I'd like to think there's more people with boxes of toys stashed away they can't dispose of for nothing more than sentimental reasons. But, I still believe the vast majority of these boxes have been shuffled off in garage sales and Goodwills around the country. My box of miscellaneous treasure is still in tact, and even includes most of my original My Little Ponies, some still sporting their custom haircuts and nail jobs.


Curly Locks here is a special Brush n' Grow Pony, and the reason she's special isn't simply the length of her hair. You can pull her hair out of her heiny and crack her neck repeatedly for it to retract back in. At least, you could if her hair wasn't such a completely matted mess from years of brushing neglect. But, this makes her a prime candidate to test out some tips that were handed down to me to give old Ponies a better 'do.


The first step is to give them a good brushing. Since this is a vintage pony, I held onto her hair as close to the root as I could to prevent ripping the strands out. I couldn't find any old MLP brushes, so I used a standard run-of-the-mill human hairbrush and gently went through her mane and tail. I moistened the brush a little to make it easier to manage.

Curling Iron

After that I ran a curling iron slowly down segments of slightly wet hair. I don't use a curling iron on my own hair, so this Little Pony was fairly lucky she didn't get singed. At this point I was glad that I wet the brush before using it on her, because I vaguely remember trying to style my dolls and ponies with an enormous bottle of Dep hair gel I obtained after my the little bottle that came with Totally Hair Barbie ran out.


Hubba hubba. Curly Locks is looking ages better with a little love and care. To clean it up, I snipped the very ends of her hair with a sharp hair scissors to remove loose stretched strands. Her hair now cranks in and out as smooth as buttah.


To top it all off, I removed some excess dirt and blotches of nail polish still stuck on her by rubbing them with a Tide To Go pen. I picked this trick up when I used one to spot clean my Rainbow Brite doll. They're more potent than soap and water, but won't effect the original paint job. I've heard some Pony fans use non-acetone nail polish remover, but I didn't have any on hand.

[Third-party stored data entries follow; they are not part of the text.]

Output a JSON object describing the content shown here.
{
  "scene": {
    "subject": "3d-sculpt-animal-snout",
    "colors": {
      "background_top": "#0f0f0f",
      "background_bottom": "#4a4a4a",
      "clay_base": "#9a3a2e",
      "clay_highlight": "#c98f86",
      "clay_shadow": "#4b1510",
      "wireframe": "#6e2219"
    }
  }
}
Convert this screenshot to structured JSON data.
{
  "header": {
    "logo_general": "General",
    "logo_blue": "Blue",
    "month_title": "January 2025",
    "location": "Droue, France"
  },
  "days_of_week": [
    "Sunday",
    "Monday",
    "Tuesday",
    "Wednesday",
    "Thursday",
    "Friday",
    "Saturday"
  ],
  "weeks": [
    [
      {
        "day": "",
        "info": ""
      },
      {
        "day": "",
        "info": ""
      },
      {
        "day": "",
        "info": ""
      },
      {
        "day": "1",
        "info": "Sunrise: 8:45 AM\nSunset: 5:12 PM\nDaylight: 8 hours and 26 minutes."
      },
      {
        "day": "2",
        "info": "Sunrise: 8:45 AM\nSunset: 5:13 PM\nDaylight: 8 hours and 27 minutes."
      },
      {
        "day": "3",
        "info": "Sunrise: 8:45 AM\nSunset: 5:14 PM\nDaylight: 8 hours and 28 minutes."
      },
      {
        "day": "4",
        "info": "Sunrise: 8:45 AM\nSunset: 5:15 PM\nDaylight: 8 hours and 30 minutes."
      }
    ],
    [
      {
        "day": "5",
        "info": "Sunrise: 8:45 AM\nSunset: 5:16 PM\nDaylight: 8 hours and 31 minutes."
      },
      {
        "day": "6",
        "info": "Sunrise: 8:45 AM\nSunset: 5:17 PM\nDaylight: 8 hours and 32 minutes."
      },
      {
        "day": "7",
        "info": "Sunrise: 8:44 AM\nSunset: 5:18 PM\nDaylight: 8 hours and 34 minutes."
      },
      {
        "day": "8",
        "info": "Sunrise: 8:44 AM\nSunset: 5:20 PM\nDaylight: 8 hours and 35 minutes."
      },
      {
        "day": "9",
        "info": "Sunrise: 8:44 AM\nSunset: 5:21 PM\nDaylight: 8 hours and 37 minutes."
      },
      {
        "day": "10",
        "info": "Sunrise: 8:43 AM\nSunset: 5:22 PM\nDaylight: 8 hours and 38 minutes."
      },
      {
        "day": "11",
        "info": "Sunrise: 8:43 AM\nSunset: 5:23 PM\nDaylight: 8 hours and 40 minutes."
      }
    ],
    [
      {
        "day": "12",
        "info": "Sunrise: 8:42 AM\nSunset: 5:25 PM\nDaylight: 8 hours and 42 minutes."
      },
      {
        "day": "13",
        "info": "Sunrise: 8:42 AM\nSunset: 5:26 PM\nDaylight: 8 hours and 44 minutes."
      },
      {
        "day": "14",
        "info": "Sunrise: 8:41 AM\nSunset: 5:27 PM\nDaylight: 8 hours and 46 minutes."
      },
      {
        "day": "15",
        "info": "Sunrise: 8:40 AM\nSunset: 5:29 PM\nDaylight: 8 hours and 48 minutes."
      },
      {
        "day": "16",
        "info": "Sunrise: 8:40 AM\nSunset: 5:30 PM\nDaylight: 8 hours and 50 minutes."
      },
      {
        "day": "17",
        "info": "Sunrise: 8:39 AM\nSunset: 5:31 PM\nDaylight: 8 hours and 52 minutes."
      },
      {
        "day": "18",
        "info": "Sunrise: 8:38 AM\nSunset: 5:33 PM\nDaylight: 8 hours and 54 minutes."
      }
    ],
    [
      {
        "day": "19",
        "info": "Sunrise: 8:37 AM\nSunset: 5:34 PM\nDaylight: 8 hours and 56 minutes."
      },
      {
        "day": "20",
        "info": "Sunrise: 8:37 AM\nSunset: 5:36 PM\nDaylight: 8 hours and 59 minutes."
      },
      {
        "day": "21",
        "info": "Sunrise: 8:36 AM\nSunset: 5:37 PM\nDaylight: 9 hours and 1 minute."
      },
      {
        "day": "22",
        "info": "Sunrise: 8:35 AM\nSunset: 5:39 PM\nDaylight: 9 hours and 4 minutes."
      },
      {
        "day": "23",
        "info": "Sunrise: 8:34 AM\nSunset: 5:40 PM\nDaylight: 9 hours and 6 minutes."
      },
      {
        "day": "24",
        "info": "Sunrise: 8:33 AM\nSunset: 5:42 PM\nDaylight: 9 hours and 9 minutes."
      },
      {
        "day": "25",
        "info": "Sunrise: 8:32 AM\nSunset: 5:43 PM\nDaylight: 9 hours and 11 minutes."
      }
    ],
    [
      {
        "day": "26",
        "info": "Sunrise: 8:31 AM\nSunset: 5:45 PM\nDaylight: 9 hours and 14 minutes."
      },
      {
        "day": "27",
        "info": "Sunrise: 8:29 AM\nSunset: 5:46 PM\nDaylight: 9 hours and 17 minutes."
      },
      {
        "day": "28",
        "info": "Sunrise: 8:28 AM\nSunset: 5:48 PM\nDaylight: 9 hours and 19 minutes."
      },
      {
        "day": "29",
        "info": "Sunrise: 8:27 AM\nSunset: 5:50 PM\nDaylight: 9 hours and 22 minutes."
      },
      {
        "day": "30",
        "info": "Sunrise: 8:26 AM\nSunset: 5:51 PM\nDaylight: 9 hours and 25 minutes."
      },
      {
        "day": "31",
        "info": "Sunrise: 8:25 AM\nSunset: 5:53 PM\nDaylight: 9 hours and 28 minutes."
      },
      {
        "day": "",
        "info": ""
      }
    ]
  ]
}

I want to find out more about the vast world of My Little Pony collecting. You look at them from a distance and think it's all rainbows, bubbles and cute tiny brushes, but there's encyclopedias worth of My Little Pony information that are growing every day. One look at the Wiki and you can even find out what exact pony plush is being shown in the trailer of the 2007 Transformers movie. If that's not a show of hardcore dedication to the fandom, you can kiss my pink sugar ass.